Penobscot County’s most crash-prone intersection in recent years has been the busy confluence of I-395, Odlin Road and outer Hammond Street in Bangor. As a result, the city has started looking at how to make the interchange safer.
Between 2017 and 2019, 55 crashes were reported in the intersection — which has a traffic light and is heavily used by trucks going to nearby industrial sites and pedestrians and vehicles heading to nearby hotels and restaurants as well as Bangor International Airport — according to a new draft study from the Old Town engineering firm Sewall. However, just 18 percent of those crashes resulted in injuries.
The study was requested by the city of Bangor and commissioned through the Bangor Area Comprehensive Transportation System, a regional nonprofit that evaluates projects that may receive state and federal funding.
In the study, Sewall recommended improving the flow of traffic through that intersection by adding double left-hand turning lanes in two areas: on the eastbound section of Hammond Street and the southbound section of Odlin Road.

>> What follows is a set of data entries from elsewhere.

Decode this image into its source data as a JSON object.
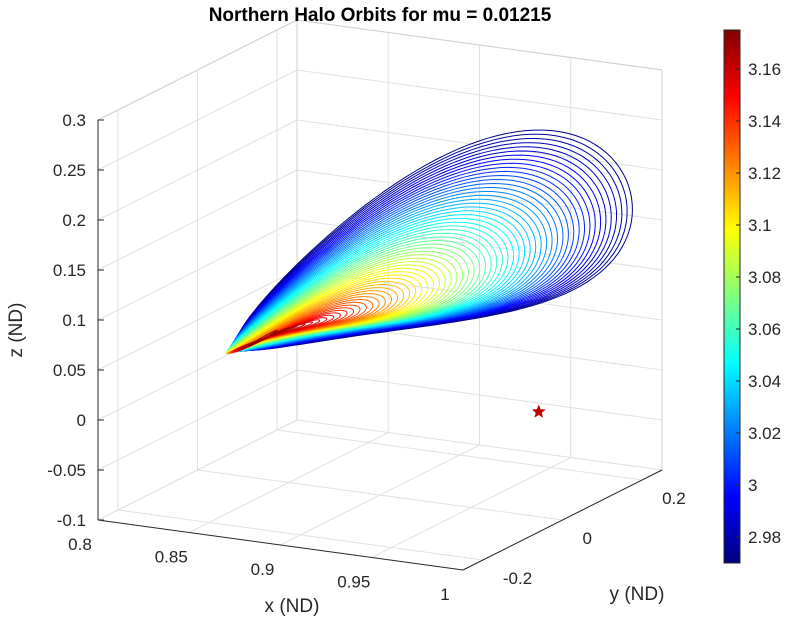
{
  "chart_data": {
    "type": "line",
    "title": "Northern Halo Orbits for mu = 0.01215",
    "xlabel": "x (ND)",
    "ylabel": "y (ND)",
    "zlabel": "z (ND)",
    "xlim": [
      0.8,
      1.0
    ],
    "ylim": [
      -0.25,
      0.25
    ],
    "zlim": [
      -0.1,
      0.3
    ],
    "x_ticks": [
      "0.8",
      "0.85",
      "0.9",
      "0.95",
      "1"
    ],
    "y_ticks": [
      "-0.2",
      "0",
      "0.2"
    ],
    "z_ticks": [
      "-0.1",
      "-0.05",
      "0",
      "0.05",
      "0.1",
      "0.15",
      "0.2",
      "0.25",
      "0.3"
    ],
    "grid": true,
    "colormap": "jet",
    "colorbar": {
      "range": [
        2.97,
        3.175
      ],
      "ticks": [
        "2.98",
        "3",
        "3.02",
        "3.04",
        "3.06",
        "3.08",
        "3.1",
        "3.12",
        "3.14",
        "3.16"
      ]
    },
    "family": {
      "orbit_count": 60,
      "jacobi_constant_range": [
        2.972,
        3.172
      ],
      "anchor_orbit": {
        "x": 0.836,
        "y": 0.0,
        "z": 0.035,
        "jacobi": 3.172
      },
      "largest_orbit": {
        "x_center": 0.93,
        "x_amplitude": 0.06,
        "y_amplitude": 0.2,
        "z_max": 0.27,
        "jacobi": 2.972
      }
    },
    "marker": {
      "symbol": "star",
      "color": "#c00000",
      "x": 0.987,
      "y": 0.0,
      "z": 0.005
    }
  }
}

The firm also recommended adding rumble strips onto I-395 westbound and the exit ramp from the southbound lanes of I-95, as the area where they merge was the location of a significant portion of the crashes.
More than half of the crashes in that intersection involved one vehicle striking the rear-end of another, and 14 of those rear-end collisions happened as drivers had to rapidly reduce speed as they approached the intersection on westbound I-395, according to the most recently available state data. During those same years, another 17 crashes happened in a neighboring intersection, as drivers exited the southbound lanes of nearby I-95 southbound and merged onto I-395 westbound.
Other crashes from those years in the Odlin Road and I-395 intersection were the result of drivers running red lights, sideswiping other vehicles or running off the road.
Representatives from Sewall and the Bangor Area Comprehensive Transportation System presented the draft report at a meeting of the Bangor City Council’s infrastructure committee on Tuesday night and will incorporate any public comments into the final version.
The city would then be able to request state and federal funding for the project, and the regional transportation group would evaluate it and decide whether to move into the queue of regional projects to help fund, according to Dianne Rice-Hansen, transportation project manager at the Bangor Area Comprehensive Transportation System. If it goes through that process, the “very earliest” it could be started is 2024, she said.
It would cost between $1.5 million and $2 million to add the double turning lanes on Odlin Road and Hammond Street, according to preliminary estimates in the Sewall study.
As part of the study, the firm considered how several different approaches would change the intersection over the next decade. For example, it modeled how converting the intersection from a traffic light to a roundabout would affect traffic, but it found that change could actually add new delays and would be more expensive, at an estimated cost of $4 million to $5 million.